Before our meeting in the Rocks I'd been doing a bit of thinking about the project (those long car trips from Canberra do have some upsides...)
I don't think our problem is going to be getting stuck for ideas, I think we are more likely to have too many ideas. So I tried categorising some of the ideas we've all had and seeing how they fit into an overall pattern - and the picture I came up with has the word DISTORTION in bold in the middle of the page. Around this, are three other main ideas that all relate to distortion, and all relate to one another (imagine lots of double-headed arrows). They are:
INTERVENTIONS
* Blurring the boundaries between what is real and what is fake in the environment
FABRICATIONS
* Blurring boundaries between what is real and fake in the history of the place and its surrounds
PERSPECTIVES
* Questioning what is real? Whose view is real/fake?

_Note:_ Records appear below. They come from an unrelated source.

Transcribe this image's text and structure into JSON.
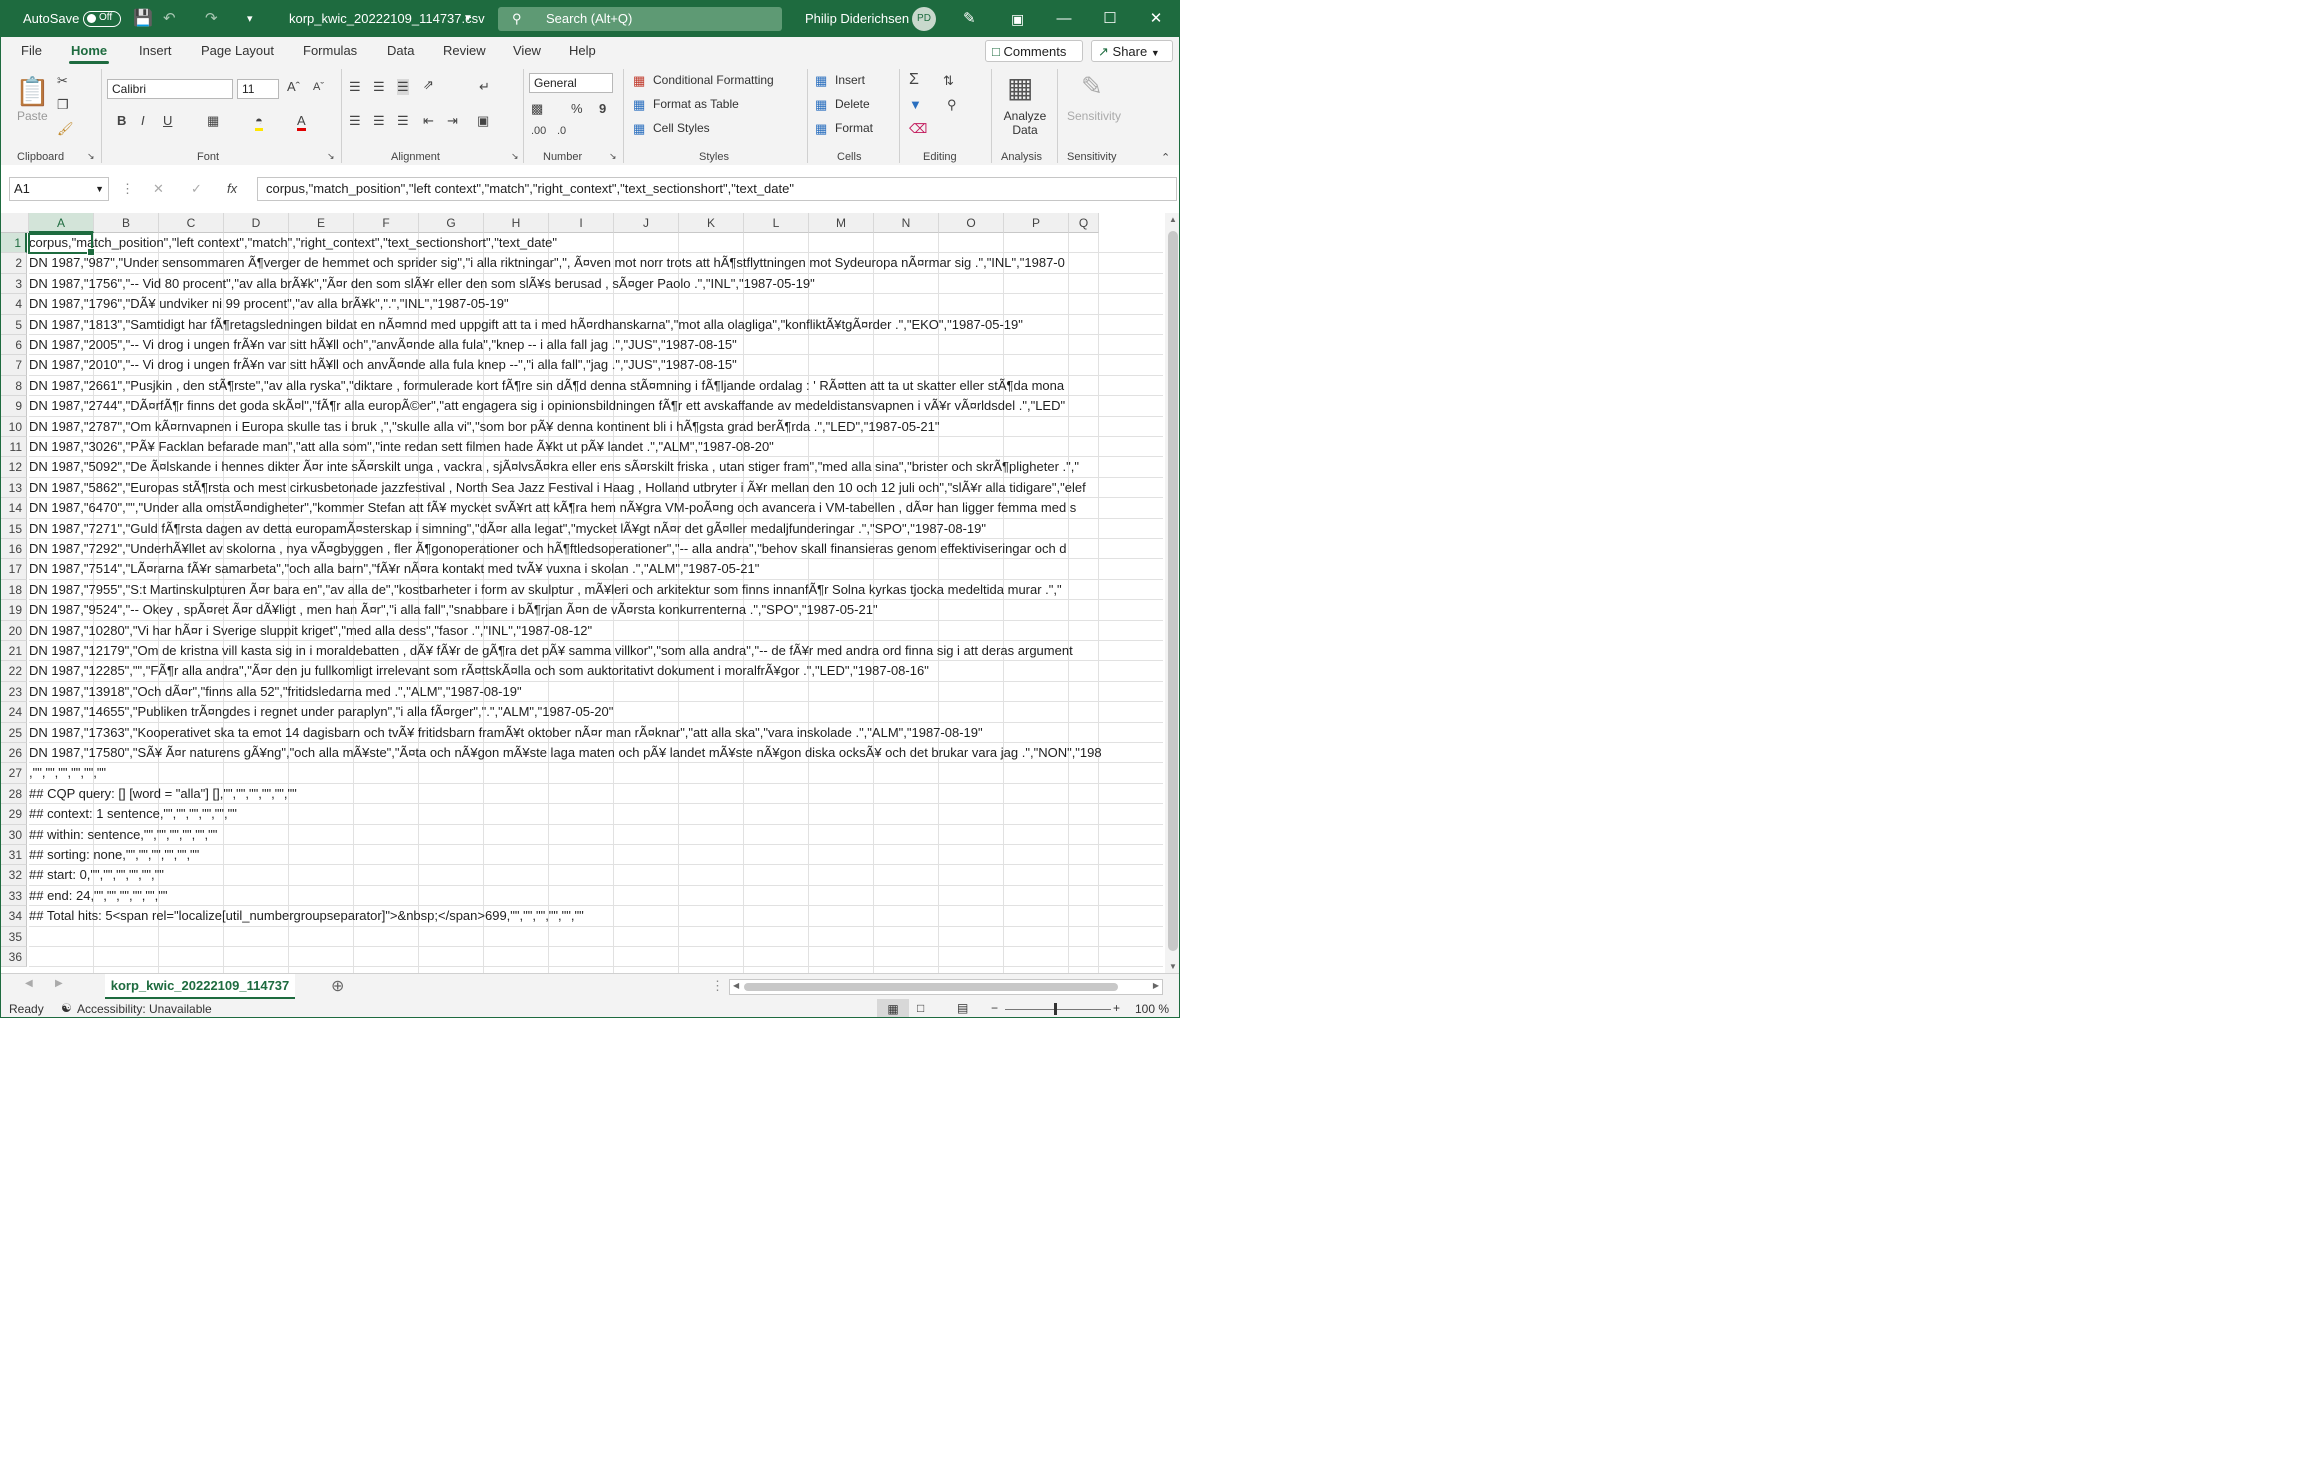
{
  "titlebar": {
    "autosave_label": "AutoSave",
    "autosave_state": "Off",
    "filename": "korp_kwic_20222109_114737.csv",
    "search_placeholder": "Search (Alt+Q)",
    "user_name": "Philip Diderichsen",
    "user_initials": "PD"
  },
  "tabs": [
    "File",
    "Home",
    "Insert",
    "Page Layout",
    "Formulas",
    "Data",
    "Review",
    "View",
    "Help"
  ],
  "tab_actions": {
    "comments": "Comments",
    "share": "Share"
  },
  "ribbon": {
    "clipboard": {
      "paste": "Paste",
      "label": "Clipboard"
    },
    "font": {
      "name": "Calibri",
      "size": "11",
      "label": "Font"
    },
    "alignment": {
      "label": "Alignment"
    },
    "number": {
      "format": "General",
      "label": "Number"
    },
    "styles": {
      "conditional": "Conditional Formatting",
      "table": "Format as Table",
      "cell_styles": "Cell Styles",
      "label": "Styles"
    },
    "cells": {
      "insert": "Insert",
      "delete": "Delete",
      "format": "Format",
      "label": "Cells"
    },
    "editing": {
      "label": "Editing"
    },
    "analysis": {
      "analyze": "Analyze Data",
      "label": "Analysis"
    },
    "sensitivity": {
      "sensitivity": "Sensitivity",
      "label": "Sensitivity"
    }
  },
  "formula_bar": {
    "name_box": "A1",
    "fx": "fx",
    "formula": "corpus,\"match_position\",\"left context\",\"match\",\"right_context\",\"text_sectionshort\",\"text_date\""
  },
  "columns": [
    "A",
    "B",
    "C",
    "D",
    "E",
    "F",
    "G",
    "H",
    "I",
    "J",
    "K",
    "L",
    "M",
    "N",
    "O",
    "P",
    "Q"
  ],
  "rows": [
    "corpus,\"match_position\",\"left context\",\"match\",\"right_context\",\"text_sectionshort\",\"text_date\"",
    "DN 1987,\"987\",\"Under sensommaren Ã¶verger de hemmet och sprider sig\",\"i alla riktningar\",\", Ã¤ven mot norr trots att hÃ¶stflyttningen mot Sydeuropa nÃ¤rmar sig .\",\"INL\",\"1987-0",
    "DN 1987,\"1756\",\"-- Vid 80 procent\",\"av alla brÃ¥k\",\"Ã¤r den som slÃ¥r eller den som slÃ¥s berusad , sÃ¤ger Paolo .\",\"INL\",\"1987-05-19\"",
    "DN 1987,\"1796\",\"DÃ¥ undviker ni 99 procent\",\"av alla brÃ¥k\",\".\",\"INL\",\"1987-05-19\"",
    "DN 1987,\"1813\",\"Samtidigt har fÃ¶retagsledningen bildat en nÃ¤mnd med uppgift att ta i med hÃ¤rdhanskarna\",\"mot alla olagliga\",\"konfliktÃ¥tgÃ¤rder .\",\"EKO\",\"1987-05-19\"",
    "DN 1987,\"2005\",\"-- Vi drog i ungen frÃ¥n var sitt hÃ¥ll och\",\"anvÃ¤nde alla fula\",\"knep -- i alla fall jag .\",\"JUS\",\"1987-08-15\"",
    "DN 1987,\"2010\",\"-- Vi drog i ungen frÃ¥n var sitt hÃ¥ll och anvÃ¤nde alla fula knep --\",\"i alla fall\",\"jag .\",\"JUS\",\"1987-08-15\"",
    "DN 1987,\"2661\",\"Pusjkin , den stÃ¶rste\",\"av alla ryska\",\"diktare , formulerade kort fÃ¶re sin dÃ¶d denna stÃ¤mning i fÃ¶ljande ordalag : ' RÃ¤tten att ta ut skatter eller stÃ¶da mona",
    "DN 1987,\"2744\",\"DÃ¤rfÃ¶r finns det goda skÃ¤l\",\"fÃ¶r alla europÃ©er\",\"att engagera sig i opinionsbildningen fÃ¶r ett avskaffande av medeldistansvapnen i vÃ¥r vÃ¤rldsdel .\",\"LED\"",
    "DN 1987,\"2787\",\"Om kÃ¤rnvapnen i Europa skulle tas i bruk ,\",\"skulle alla vi\",\"som bor pÃ¥ denna kontinent bli i hÃ¶gsta grad berÃ¶rda .\",\"LED\",\"1987-05-21\"",
    "DN 1987,\"3026\",\"PÃ¥ Facklan befarade man\",\"att alla som\",\"inte redan sett filmen hade Ã¥kt ut pÃ¥ landet .\",\"ALM\",\"1987-08-20\"",
    "DN 1987,\"5092\",\"De Ã¤lskande i hennes dikter Ã¤r inte sÃ¤rskilt unga , vackra , sjÃ¤lvsÃ¤kra eller ens sÃ¤rskilt friska , utan stiger fram\",\"med alla sina\",\"brister och skrÃ¶pligheter .\",\"",
    "DN 1987,\"5862\",\"Europas stÃ¶rsta och mest cirkusbetonade jazzfestival , North Sea Jazz Festival i Haag , Holland utbryter i Ã¥r mellan den 10 och 12 juli och\",\"slÃ¥r alla tidigare\",\"elef",
    "DN 1987,\"6470\",\"\",\"Under alla omstÃ¤ndigheter\",\"kommer Stefan att fÃ¥ mycket svÃ¥rt att kÃ¶ra hem nÃ¥gra VM-poÃ¤ng och avancera i VM-tabellen , dÃ¤r han ligger femma med s",
    "DN 1987,\"7271\",\"Guld fÃ¶rsta dagen av detta europamÃ¤sterskap i simning\",\"dÃ¤r alla legat\",\"mycket lÃ¥gt nÃ¤r det gÃ¤ller medaljfunderingar .\",\"SPO\",\"1987-08-19\"",
    "DN 1987,\"7292\",\"UnderhÃ¥llet av skolorna , nya vÃ¤gbyggen , fler Ã¶gonoperationer och hÃ¶ftledsoperationer\",\"-- alla andra\",\"behov skall finansieras genom effektiviseringar och d",
    "DN 1987,\"7514\",\"LÃ¤rarna fÃ¥r samarbeta\",\"och alla barn\",\"fÃ¥r nÃ¤ra kontakt med tvÃ¥ vuxna i skolan .\",\"ALM\",\"1987-05-21\"",
    "DN 1987,\"7955\",\"S:t Martinskulpturen Ã¤r bara en\",\"av alla de\",\"kostbarheter i form av skulptur , mÃ¥leri och arkitektur som finns innanfÃ¶r Solna kyrkas tjocka medeltida murar .\",\"",
    "DN 1987,\"9524\",\"-- Okey , spÃ¤ret Ã¤r dÃ¥ligt , men han Ã¤r\",\"i alla fall\",\"snabbare i bÃ¶rjan Ã¤n de vÃ¤rsta konkurrenterna .\",\"SPO\",\"1987-05-21\"",
    "DN 1987,\"10280\",\"Vi har hÃ¤r i Sverige sluppit kriget\",\"med alla dess\",\"fasor .\",\"INL\",\"1987-08-12\"",
    "DN 1987,\"12179\",\"Om de kristna vill kasta sig in i moraldebatten , dÃ¥ fÃ¥r de gÃ¶ra det pÃ¥ samma villkor\",\"som alla andra\",\"-- de fÃ¥r med andra ord finna sig i att deras argument",
    "DN 1987,\"12285\",\"\",\"FÃ¶r alla andra\",\"Ã¤r den ju fullkomligt irrelevant som rÃ¤ttskÃ¤lla och som auktoritativt dokument i moralfrÃ¥gor .\",\"LED\",\"1987-08-16\"",
    "DN 1987,\"13918\",\"Och dÃ¤r\",\"finns alla 52\",\"fritidsledarna med .\",\"ALM\",\"1987-08-19\"",
    "DN 1987,\"14655\",\"Publiken trÃ¤ngdes i regnet under paraplyn\",\"i alla fÃ¤rger\",\".\",\"ALM\",\"1987-05-20\"",
    "DN 1987,\"17363\",\"Kooperativet ska ta emot 14 dagisbarn och tvÃ¥ fritidsbarn framÃ¥t oktober nÃ¤r man rÃ¤knar\",\"att alla ska\",\"vara inskolade .\",\"ALM\",\"1987-08-19\"",
    "DN 1987,\"17580\",\"SÃ¥ Ã¤r naturens gÃ¥ng\",\"och alla mÃ¥ste\",\"Ã¤ta och nÃ¥gon mÃ¥ste laga maten och pÃ¥ landet mÃ¥ste nÃ¥gon diska ocksÃ¥ och det brukar vara jag .\",\"NON\",\"198",
    ",\"\",\"\",\"\",\"\",\"\",\"\"",
    "## CQP query: [] [word = \"alla\"] [],\"\",\"\",\"\",\"\",\"\",\"\"",
    "## context: 1 sentence,\"\",\"\",\"\",\"\",\"\",\"\"",
    "## within: sentence,\"\",\"\",\"\",\"\",\"\",\"\"",
    "## sorting: none,\"\",\"\",\"\",\"\",\"\",\"\"",
    "## start: 0,\"\",\"\",\"\",\"\",\"\",\"\"",
    "## end: 24,\"\",\"\",\"\",\"\",\"\",\"\"",
    "## Total hits: 5<span rel=\"localize[util_numbergroupseparator]\">&nbsp;</span>699,\"\",\"\",\"\",\"\",\"\",\"\"",
    "",
    ""
  ],
  "sheet_tab": "korp_kwic_20222109_114737",
  "status": {
    "ready": "Ready",
    "accessibility": "Accessibility: Unavailable",
    "zoom": "100 %"
  }
}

* Exploring the impact of seeing something at different times/from different angles/in different contexts
The line between each of these categories is blurry:
- Some people will see certain interventions, and this might alter their perspective
- All history is to some extent a fabrication - it depends on your perspective
Of course this a simplistic summary of some really major ideas that we have talked about. But I thought it might help us decide on which aspects of these ideas we'd most like to explore.
After talking about the project with her Mum, Dan has become a bit wary about the 'Histories' angle. Thoroughly researching and understanding the multiple histories of Bundanon and its surrounds would definitely take a lot of time and resources. If we did decide to go down this path we would need to really narrow the scope to something very specific so that we don't end up looking stupid, or perpetuating the tradition of overlooked and forgotten stories...
Which brings me to my final point. None of us want to end up producing something which is amateurish or undergraduate-ish. But we are (at least I think we are) proposing to explore a medium which is new to all of us - site-specific artwork. I would hope that we all have enough skill in our individual disciplines, and have developed enough artistic judgement that we would be able to recognise if what we were producing was naive or unprofessional. But I think we really need to therefore decide on what we are aiming to achieve in our two weeks (with contingency plans). If we don't agree on an expected outcome before we go away, methinks this may be a recipe for disaster... What do you all think?